But a new complication had arisen. Mason Chapin stood at the rail waiting his return, and a taxicab had been summoned. The mate carried a bag.

"A telegram from Doctor Norris. My wife's worse, Mr. Latham. I've got to go back just as fast as steam will get me there," was his greeting to the skipper of the Seamew.

This was according to the agreement Mason Chapin had made in the beginning. His wife was sorely ill, and surely Tunis would not stand between a man and his sick wife!

But it left a very serious situation upon the schooner when the mate drove away in the taxicab. Six men, forward and aft, to handle a suit of sails which equaled those of any seagoing racing yacht. If it had not been for the freight—some of which was perishable—the master of the Seamew would have laid up until he could have got together a more numerous crew at least.

But instead of going to the seamen's employment offices, Tunis had to turn to himself, while the heavier pieces of freight were lowered down the hatchway of the schooner. It was near evening when the hatch was battened down and a small tug snaked them out of the dock and from among the greater shipping, and gave them a whistled blessing in midstream.

All hands and the skipper tailed on to the sheets and got her canvas spread. Then the skipper went below to the galley and prepared supper. Tunis Latham could be no stickler for quarter-deck etiquette on this voyage, that was sure.

But although the hands growled, and even Horry looked sour, Tunis seemed strangely excited; indeed, he looked less woebegone than he had for many a day. Something seemed to have given him a new zest in life. He even spoke to the hands cheerfully, and they were a trio of as surly dogs as ever quarreled with their food and a ship's officers.

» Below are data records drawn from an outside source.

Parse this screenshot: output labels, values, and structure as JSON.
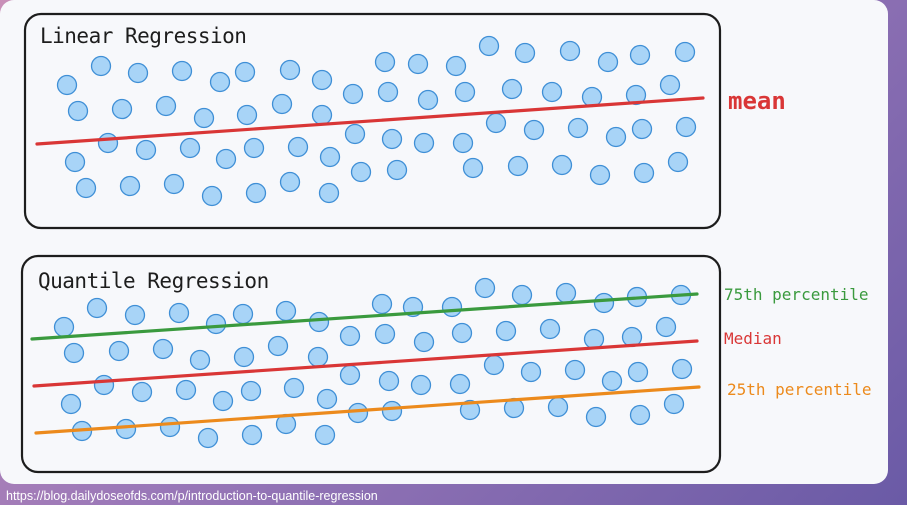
{
  "panels": [
    {
      "title": "Linear Regression",
      "lines": [
        {
          "label": "mean",
          "color": "#d93636"
        }
      ]
    },
    {
      "title": "Quantile Regression",
      "lines": [
        {
          "label": "75th percentile",
          "color": "#3a9a3e"
        },
        {
          "label": "Median",
          "color": "#d93636"
        },
        {
          "label": "25th percentile",
          "color": "#ec8a1c"
        }
      ]
    }
  ],
  "point_style": {
    "fill": "#a8d4f7",
    "stroke": "#3f8fd6"
  },
  "source": "https://blog.dailydoseofds.com/p/introduction-to-quantile-regression"
}
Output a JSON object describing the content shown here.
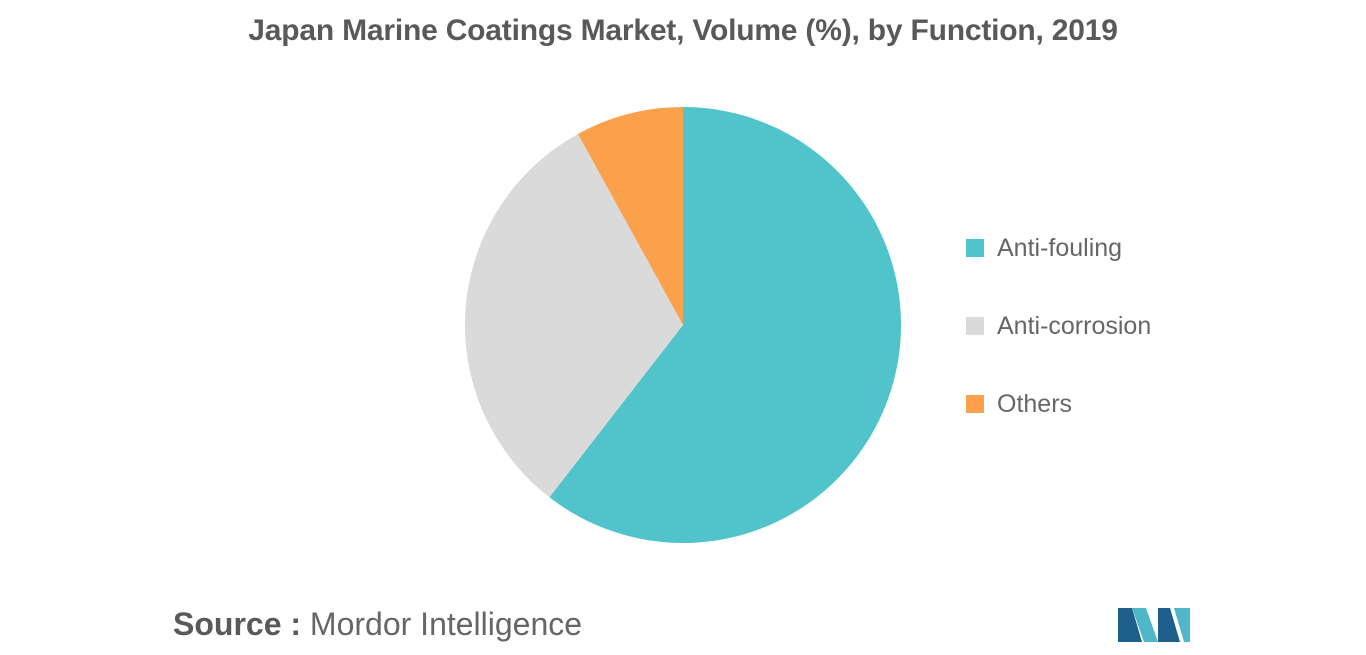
{
  "chart_data": {
    "type": "pie",
    "title": "Japan Marine Coatings Market, Volume (%), by Function, 2019",
    "categories": [
      "Anti-fouling",
      "Anti-corrosion",
      "Others"
    ],
    "values": [
      60.5,
      31.5,
      8.0
    ],
    "colors": [
      "#50C4CA",
      "#DADADA",
      "#FBA04B"
    ],
    "legend_position": "right"
  },
  "source": {
    "label": "Source :",
    "text": "Mordor Intelligence"
  },
  "logo": {
    "colors": [
      "#1F5F8B",
      "#4FB7C7"
    ]
  }
}
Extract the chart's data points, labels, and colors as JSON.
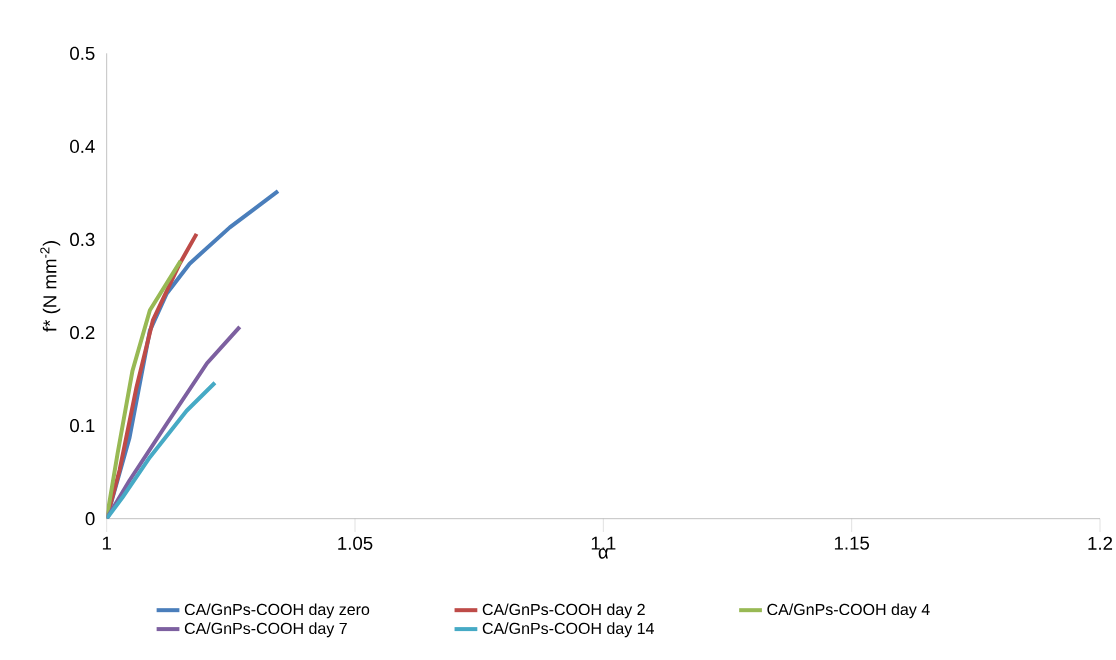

"I'll lay up at the cove until I get a decent crew this time, if I lose all my existing contracts," Tunis said to Zebedee. "I'll find a bunch of men who are not afraid of their shadows. Huh! Hoodooed, is she? I'll show 'em that she can sail, even if Davy Jones himself sits on her bowsprit!"

There was wind enough, in all good conscience. They discovered that before they were out of the bay. It had shifted into the northeast, and the Seamew went roaring away on her course under reefed canvas, heeling over to it like a racing yacht.

But the long tacks to seaward which the gale enforced made it impossible for the schooner to beat back to Hollis where the first of her freight must be discharged until after breakfast the next morning. By that time the three foremast hands who had been obliged to work double watches were fairly stewing in their own rage.